The only problem I have with visiting the States is the stress of getting a tourist visa. The people at the embassy and consulates are tough! I always feel like I’m doing something wrong… like I’m trying to fool them into believing I’m only a tourist when my true intention is to illegally move there. (I’m not – I promise!)

I love you guys, but you have the scariest looking embassies in the world! Seriously.

I love you guys, but you have the scariest looking embassies in the world! Seriously.

I’ve had enough experience with embassies that I know the drill… so for those of you trying to get a tourist visa to the US, here are a few tips:

1) First of all, CHECK if you need a tourist visa

Visa laws are changing all the time. I was really excited to read on the news that the US was considering adding Israel to the US Visa Waiver problem… they get me thrilled every few months and then it usually doesn’t pass government voting. 🙁 So sad. Chilean citizens are lucky because Chile will soon join the Visa Waiver program, being the first Latin American country to be considered. It gives me hopes that maybe Bolivia will be potentially considered in the future as well,  although I do doubt it… but hey, maybe Israel. 😀

2) Research the application process

Each country has its own process for the tourist visa application. Last time I requested a US tourist visa in Israel, I had to apply for it online but pay for it at the post office. I was then provided a calendar with available dates and times for an interview. I was required to arrive at the consulate early for the interview and the approval was issued a few days later. On the other hand, in Bolivia, the process was less computer-based. Everything had to be done in person and it was more bureaucratic. Each country has the process that works best for the citizens and embassy so you should look yours up before starting anything.

3) Go prepared with documentation

American embassies and consulates want to ensure that you’re not planning to stay in the US illegally. In order to convince them against it, you need to prove attachment to your country. Doing so is relatively easy. For example, take documentation if you are currently a university student, show that you have a stable job with a salary, or take bank statements with you. If you have airplane tickets already, show that you have a return ticket purchased. As long as you demonstrate a commitment to stay in your own country, you should be okay.

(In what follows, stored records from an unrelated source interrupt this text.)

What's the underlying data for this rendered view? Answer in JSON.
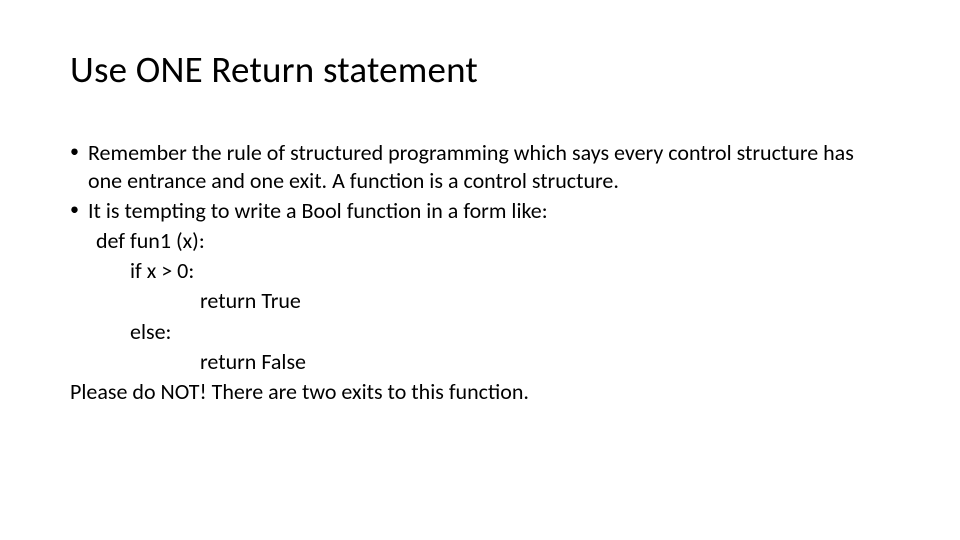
{
  "title": "Use ONE Return statement",
  "bullets": [
    "Remember the rule of structured programming which says every control structure has one entrance and one exit.  A function is a control structure.",
    "It is tempting to write a Bool function in a form like:"
  ],
  "code": {
    "line1": "def fun1 (x):",
    "line2": "if x > 0:",
    "line3": "return True",
    "line4": "else:",
    "line5": "return False"
  },
  "final": "Please do NOT!  There are two exits to this function."
}
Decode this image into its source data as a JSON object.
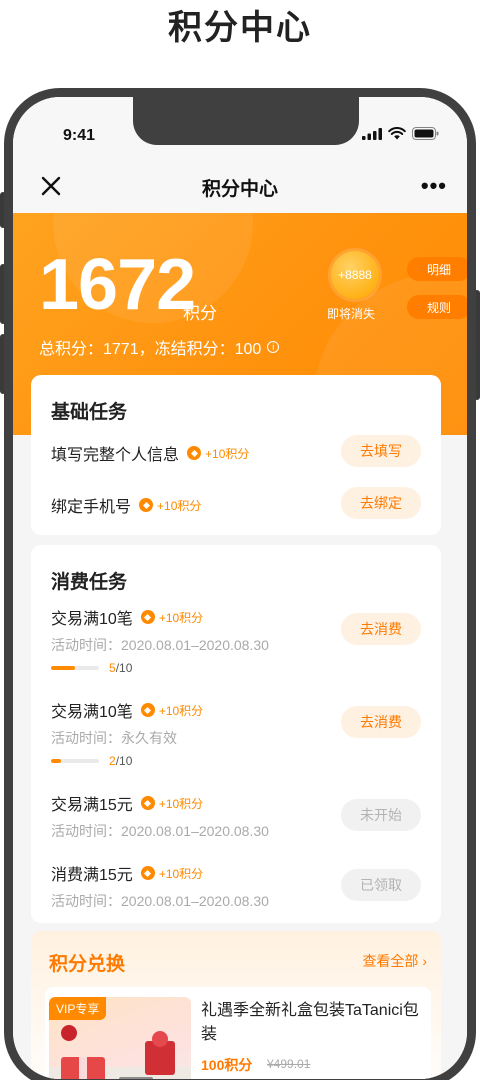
{
  "page_heading": "积分中心",
  "status": {
    "time": "9:41"
  },
  "nav": {
    "title": "积分中心"
  },
  "points": {
    "value": "1672",
    "unit": "积分",
    "detail": "总积分：1771，冻结积分：100",
    "expiring_value": "+8888",
    "expiring_label": "即将消失",
    "detail_button": "明细",
    "rules_button": "规则"
  },
  "basic_tasks": {
    "title": "基础任务",
    "items": [
      {
        "name": "填写完整个人信息",
        "reward": "+10积分",
        "button": "去填写"
      },
      {
        "name": "绑定手机号",
        "reward": "+10积分",
        "button": "去绑定"
      }
    ]
  },
  "consume_tasks": {
    "title": "消费任务",
    "items": [
      {
        "name": "交易满10笔",
        "reward": "+10积分",
        "time": "活动时间：2020.08.01–2020.08.30",
        "progress_current": "5",
        "progress_total": "/10",
        "progress_fraction": 0.5,
        "button": "去消费",
        "enabled": true
      },
      {
        "name": "交易满10笔",
        "reward": "+10积分",
        "time": "活动时间：永久有效",
        "progress_current": "2",
        "progress_total": "/10",
        "progress_fraction": 0.2,
        "button": "去消费",
        "enabled": true
      },
      {
        "name": "交易满15元",
        "reward": "+10积分",
        "time": "活动时间：2020.08.01–2020.08.30",
        "button": "未开始",
        "enabled": false
      },
      {
        "name": "消费满15元",
        "reward": "+10积分",
        "time": "活动时间：2020.08.01–2020.08.30",
        "button": "已领取",
        "enabled": false
      }
    ]
  },
  "exchange": {
    "title": "积分兑换",
    "view_all": "查看全部",
    "product": {
      "tag": "VIP专享",
      "name": "礼遇季全新礼盒包装TaTanici包装",
      "price": "100积分",
      "original_price": "¥499.01"
    }
  },
  "colors": {
    "accent": "#ff8a00",
    "hero": "#ff9410",
    "button_bg": "#fff1e2",
    "disabled_bg": "#f1f1f1"
  }
}
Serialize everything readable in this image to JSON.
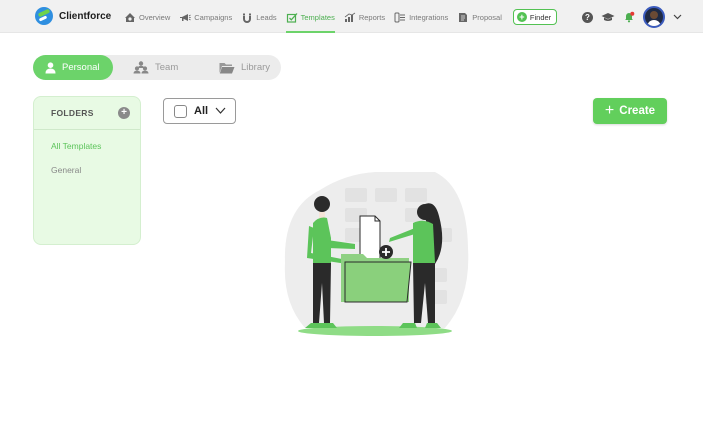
{
  "app": {
    "name": "Clientforce"
  },
  "nav": {
    "items": [
      {
        "label": "Overview",
        "icon": "overview-icon"
      },
      {
        "label": "Campaigns",
        "icon": "campaigns-icon"
      },
      {
        "label": "Leads",
        "icon": "leads-icon"
      },
      {
        "label": "Templates",
        "icon": "templates-icon",
        "active": true
      },
      {
        "label": "Reports",
        "icon": "reports-icon"
      },
      {
        "label": "Integrations",
        "icon": "integrations-icon"
      },
      {
        "label": "Proposal",
        "icon": "proposal-icon"
      }
    ],
    "finder_label": "Finder"
  },
  "tabs": [
    {
      "label": "Personal",
      "active": true
    },
    {
      "label": "Team"
    },
    {
      "label": "Library"
    }
  ],
  "folders": {
    "title": "FOLDERS",
    "items": [
      {
        "label": "All Templates",
        "active": true
      },
      {
        "label": "General"
      }
    ]
  },
  "filter": {
    "label": "All"
  },
  "create": {
    "label": "Create"
  },
  "colors": {
    "accent": "#62cf5c",
    "accent_light": "#e8fae4",
    "active_text": "#4caf50"
  }
}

4) Try to keep your nerves in control

The American embassy is nerve wracking… there’s a lot of security procedures, guards, and the officers are tough and serious. They will ask you a lot of questions, so be ready to respond confidently. Don’t tremble, ramble on nor avoid eye contact. If you seem far too nervous, they may be suspicious of your intentions.

5) Dress the part

Wear nice clothes, as if you were going to an informal business meeting.  Not only do Americans appreciate more ‘formal’ attire, it makes you look serious and gives the best possible first impression. I have always dressed presentably and never had an issue with an interviewer.